The poem fell out in five-line iambic pentameter, and we* had no idea why until we mapped it out as if each line was allocated to a line on a “stave” of music. The form itself does not indicate pitch although a lower position on the score could be interpreted as lower in register than a higher position.

Tracing our own lived experience of the labelling of the gifts our once wide-eyed dreaming artist possessed as evidence of madness, the poem leads us into the realms of a discontinued round of ECT treatment and resulting dissociative fugue a decade ago. Left with only two strands of self to tether us to the external world through music expressed in song and word-salad, this communicative chaos is reflected in the progressive punctuation of word placement across the stave.
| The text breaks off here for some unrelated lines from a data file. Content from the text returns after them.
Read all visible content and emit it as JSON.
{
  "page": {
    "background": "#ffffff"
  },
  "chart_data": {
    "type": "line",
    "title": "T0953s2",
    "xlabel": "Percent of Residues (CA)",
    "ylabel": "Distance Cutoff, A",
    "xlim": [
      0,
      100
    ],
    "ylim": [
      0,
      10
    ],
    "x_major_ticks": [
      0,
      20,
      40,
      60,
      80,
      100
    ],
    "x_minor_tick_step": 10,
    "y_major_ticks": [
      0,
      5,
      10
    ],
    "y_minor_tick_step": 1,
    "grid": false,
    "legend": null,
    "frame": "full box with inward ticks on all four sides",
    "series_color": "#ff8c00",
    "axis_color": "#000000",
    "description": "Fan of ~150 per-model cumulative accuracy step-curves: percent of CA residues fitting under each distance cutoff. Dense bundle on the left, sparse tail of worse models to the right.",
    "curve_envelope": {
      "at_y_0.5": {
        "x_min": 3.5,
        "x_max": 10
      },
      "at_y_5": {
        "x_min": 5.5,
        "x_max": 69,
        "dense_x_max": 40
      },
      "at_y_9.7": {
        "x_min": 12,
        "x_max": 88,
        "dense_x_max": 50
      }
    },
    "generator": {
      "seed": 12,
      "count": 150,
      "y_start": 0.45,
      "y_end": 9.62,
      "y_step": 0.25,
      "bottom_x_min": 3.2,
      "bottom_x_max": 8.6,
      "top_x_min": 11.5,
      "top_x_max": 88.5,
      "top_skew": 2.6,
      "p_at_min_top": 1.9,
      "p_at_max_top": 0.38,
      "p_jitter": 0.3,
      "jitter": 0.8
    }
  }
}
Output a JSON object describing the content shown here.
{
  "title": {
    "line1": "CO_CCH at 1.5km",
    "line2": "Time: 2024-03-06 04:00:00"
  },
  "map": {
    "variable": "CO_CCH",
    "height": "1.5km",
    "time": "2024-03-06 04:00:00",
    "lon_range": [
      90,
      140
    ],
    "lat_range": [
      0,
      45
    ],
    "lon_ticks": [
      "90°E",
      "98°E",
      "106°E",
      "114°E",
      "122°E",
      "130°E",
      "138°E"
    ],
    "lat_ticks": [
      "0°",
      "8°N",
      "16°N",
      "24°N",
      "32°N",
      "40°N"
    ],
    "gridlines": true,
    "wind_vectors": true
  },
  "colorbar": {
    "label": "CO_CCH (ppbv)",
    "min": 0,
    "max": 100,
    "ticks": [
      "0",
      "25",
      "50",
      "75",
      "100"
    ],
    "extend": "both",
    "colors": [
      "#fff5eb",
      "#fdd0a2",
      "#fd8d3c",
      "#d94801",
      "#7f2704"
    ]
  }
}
Where the piece moves from standard font to italicized font at “dissolve” which also slips across two lines on the stave, this denotes what we personally understand to be the bleed between “reality” a distinctly discernible to outside observers from “madness”. As the words hover between normative engagement and madness, a completely dramatic shift in font and theatricality of word-choice strikes and “Pathos plays The Whimsy” is headlined. The piece finds its resolution in the madness we continue challenge ourselves to cherish, celebrate and embrace.

To Mad Poets that have challenge assertions that we “suck at poetry”, remind us of the space between the words and the music in the madness. And to the memory of the late great Ben Frater. Our eternal gratitude to you all.

*Fi Peel curates their complex humanity as represented by distinct alters. The piece refers to their reality throughout with the use of first-person plurality where first-person singularity is the normative expression of self for many.